PÚBLICO, 25 de Abril de 2021,
A oliveira do Mouchão esperou mais de três mil anos para que os humanos se
apercebessem da sua idade. José Luís Louzada, investigador
auxiliar com agregação do departamento florestal na Universidade de Trás-os-Montes
e Alto Douro (UTAD), que patenteou, em 2008, um método de
datação das oliveiras antigas, recorre a uma frase adequada a árvores tão
vetustas: “Arrisco-me a dizer que as oliveiras como a de Mouchão são quase
eternas”. E, no
entanto, este exemplar que já completou 3354 anos em
2021 escapou por um triz a um abate que chegou a estar anunciado e por
estes dias ainda enfrentou uma ameaça química.

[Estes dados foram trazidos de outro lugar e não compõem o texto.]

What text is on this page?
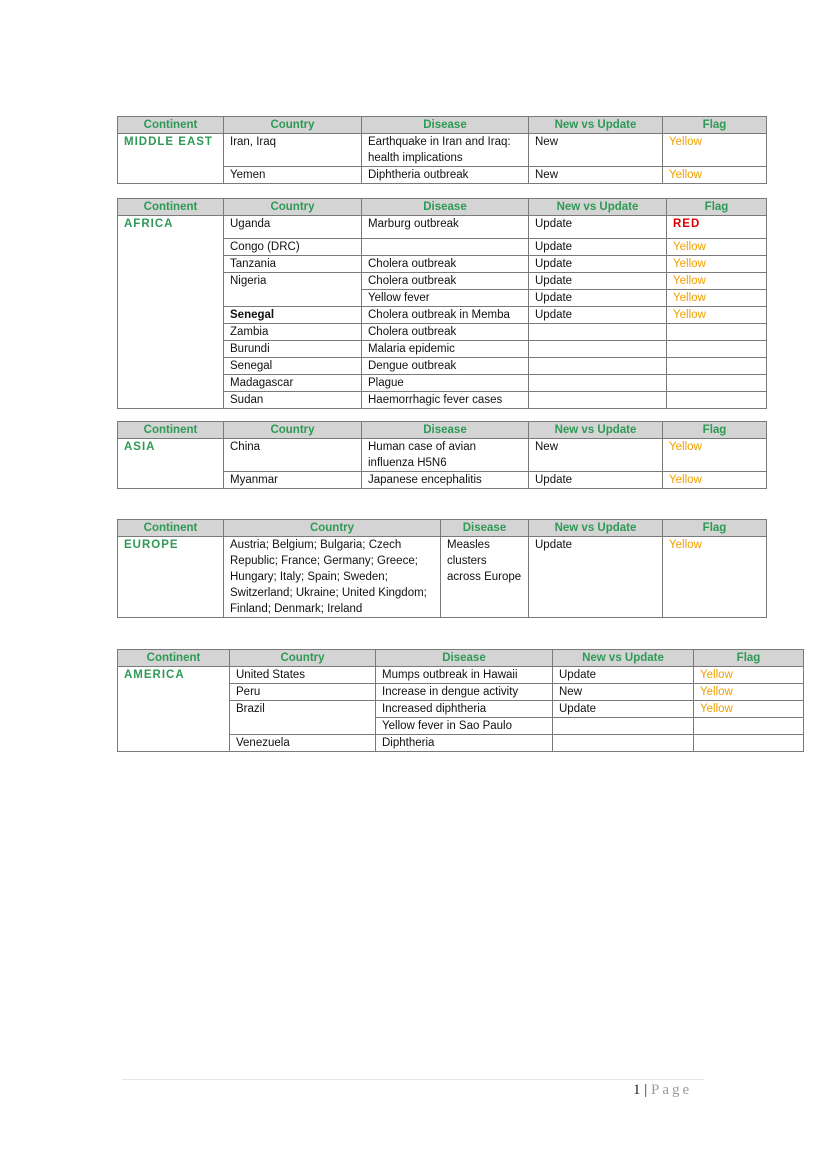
Continent	Country	Disease	New vs Update	Flag
MIDDLE EAST	Iran, Iraq	Earthquake in Iran and Iraq: health implications	New	Yellow
	Yemen	Diphtheria outbreak	New	Yellow
Continent	Country	Disease	New vs Update	Flag
AFRICA	Uganda	Marburg outbreak	Update	RED
	Congo (DRC)		Update	Yellow
	Tanzania	Cholera outbreak	Update	Yellow
	Nigeria	Cholera outbreak	Update	Yellow
		Yellow fever	Update	Yellow
	Senegal	Cholera outbreak in Memba	Update	Yellow
	Zambia	Cholera outbreak		
	Burundi	Malaria epidemic		
	Senegal	Dengue outbreak		
	Madagascar	Plague		
	Sudan	Haemorrhagic fever cases		
Continent	Country	Disease	New vs Update	Flag
ASIA	China	Human case of avian influenza H5N6	New	Yellow
	Myanmar	Japanese encephalitis	Update	Yellow
Continent	Country	Disease	New vs Update	Flag
EUROPE	Austria; Belgium; Bulgaria; Czech Republic; France; Germany; Greece; Hungary; Italy; Spain; Sweden; Switzerland; Ukraine; United Kingdom; Finland; Denmark; Ireland	Measles clusters across Europe	Update	Yellow
Continent	Country	Disease	New vs Update	Flag
AMERICA	United States	Mumps outbreak in Hawaii	Update	Yellow
	Peru	Increase in dengue activity	New	Yellow
	Brazil	Increased diphtheria	Update	Yellow
		Yellow fever in Sao Paulo		
	Venezuela	Diphtheria		
1 | Page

Esta árvore foi salva de ser reduzida a lenha in extremis. André Luiz Lopes, administrador da Ourogal, empresa
com sede em Abrantes e que se dedica à produção de azeite proveniente de
variedades tradicionais portuguesas, algumas das quais com mais de 2000 anos,
descreveu ao PÚBLICO o seu espanto quando, em 2017, um amigo o levou a um
olival antigo que já foi conhecido por Mata de Alfanzira, na povoação de
Cascalhos, freguesia de Mouriscas. Ali permaneciam em bom
estado vegetativo dezenas de árvores milenares e, entre elas, a oliveira do Mouchão.
E
foi sobre este exemplar que o amigo lhe pediu uma opinião: “Você, que é
agrónomo, diga lá se esta oliveira não tem 300 anos?...” Luíz Lopes olhou
perplexo para o exemplar de caule contorcido e ressequido, com um enorme buraco
no caule – uma oliveira com mais de 150 anos já não tem o seu núcleo central –
mas com a copa ainda verdejante, e fez um comentário marcado pela surpresa: “Com
500 anos tenho-as na minha propriedade e cabem três no diâmetro desta”. Nunca
tinha visto uma árvore assim. E, no entanto, o seu abate já fora várias vezes
anunciado. Garantia umas boas carradas de lenha.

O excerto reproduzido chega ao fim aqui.